First Principles Investigation of Hydrogen Physical Adsorption on Graphynes' layers

TL;DR

This study uses first principles calculations to explore hydrogen adsorption on graphynes, proposing a novel layered material with nanopores that could enhance hydrogen storage capabilities.

Contribution

It introduces a new graphtriyne-based layered carbon material with potential for improved hydrogen storage through physical adsorption.

Findings

Graphynes show larger binding energies for H2 than graphene.

A stable pore-centered minimum for H2 on graphtriyne is identified.

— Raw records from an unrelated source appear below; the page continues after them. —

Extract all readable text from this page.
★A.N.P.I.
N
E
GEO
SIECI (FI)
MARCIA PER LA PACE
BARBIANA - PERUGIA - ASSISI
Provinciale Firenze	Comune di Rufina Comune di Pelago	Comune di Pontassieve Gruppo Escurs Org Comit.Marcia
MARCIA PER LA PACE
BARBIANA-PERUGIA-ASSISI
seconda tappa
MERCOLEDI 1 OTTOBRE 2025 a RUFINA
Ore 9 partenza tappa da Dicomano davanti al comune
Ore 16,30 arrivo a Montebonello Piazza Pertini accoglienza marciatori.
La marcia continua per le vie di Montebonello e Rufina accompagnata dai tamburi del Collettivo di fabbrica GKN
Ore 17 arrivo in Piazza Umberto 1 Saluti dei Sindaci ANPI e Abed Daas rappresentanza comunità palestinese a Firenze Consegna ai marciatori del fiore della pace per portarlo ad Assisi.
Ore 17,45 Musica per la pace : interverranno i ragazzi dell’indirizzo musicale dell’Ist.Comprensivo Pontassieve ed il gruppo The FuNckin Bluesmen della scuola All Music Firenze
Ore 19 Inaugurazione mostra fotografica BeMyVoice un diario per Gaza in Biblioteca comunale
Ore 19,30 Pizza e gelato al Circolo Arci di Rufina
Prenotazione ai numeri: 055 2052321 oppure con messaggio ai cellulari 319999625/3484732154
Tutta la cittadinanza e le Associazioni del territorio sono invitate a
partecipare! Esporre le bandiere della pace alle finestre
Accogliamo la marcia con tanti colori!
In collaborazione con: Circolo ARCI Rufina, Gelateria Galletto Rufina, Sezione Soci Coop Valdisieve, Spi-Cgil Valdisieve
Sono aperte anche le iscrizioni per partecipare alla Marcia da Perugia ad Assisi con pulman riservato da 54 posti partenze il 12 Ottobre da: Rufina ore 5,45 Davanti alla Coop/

The proposed material allows H2 intercalation and diffusion with high storage potential.

Abstract

Graphynes are 2D porous structures deriving from graphene featuring triangular and regularly distributed subnanometer pores, which may be exploited to host small gaseous species. First principles adsorption energies of molecular hydrogen (H2) on graphene, graphdiyne and graphtriyne molecular prototypes are obtained at the MP2C level of theory. First, a single layer is investigated and it is found that graphynes are more suited than graphene for H2 physical adsorption since they provide larger binding energies at equilibrium distances much closer to the 2D plane. In particular, for graphtriyne a flat minimum located right in the geometric center of the pore is identified. A novel graphite composed of graphtriyne stacked sheets is then proposed and an estimation of its 3D arrangement is obtained at the DFT level of theory. In contrast to pristine graphite this new carbon material allow both H2 intercalation and out-of-plane diffusion by exploiting the larger volume provided by its nanopores. Related H2 binding energies for intercalation and in-pore adsorption are around 0.1 eV and they could lead to high storage capacities. The proposed carbon-based layered material could represent a safer and potentially cheaper alternative for hydrogen on-board storage than conventional solutions based on cryogenic liquefaction and/or high compression.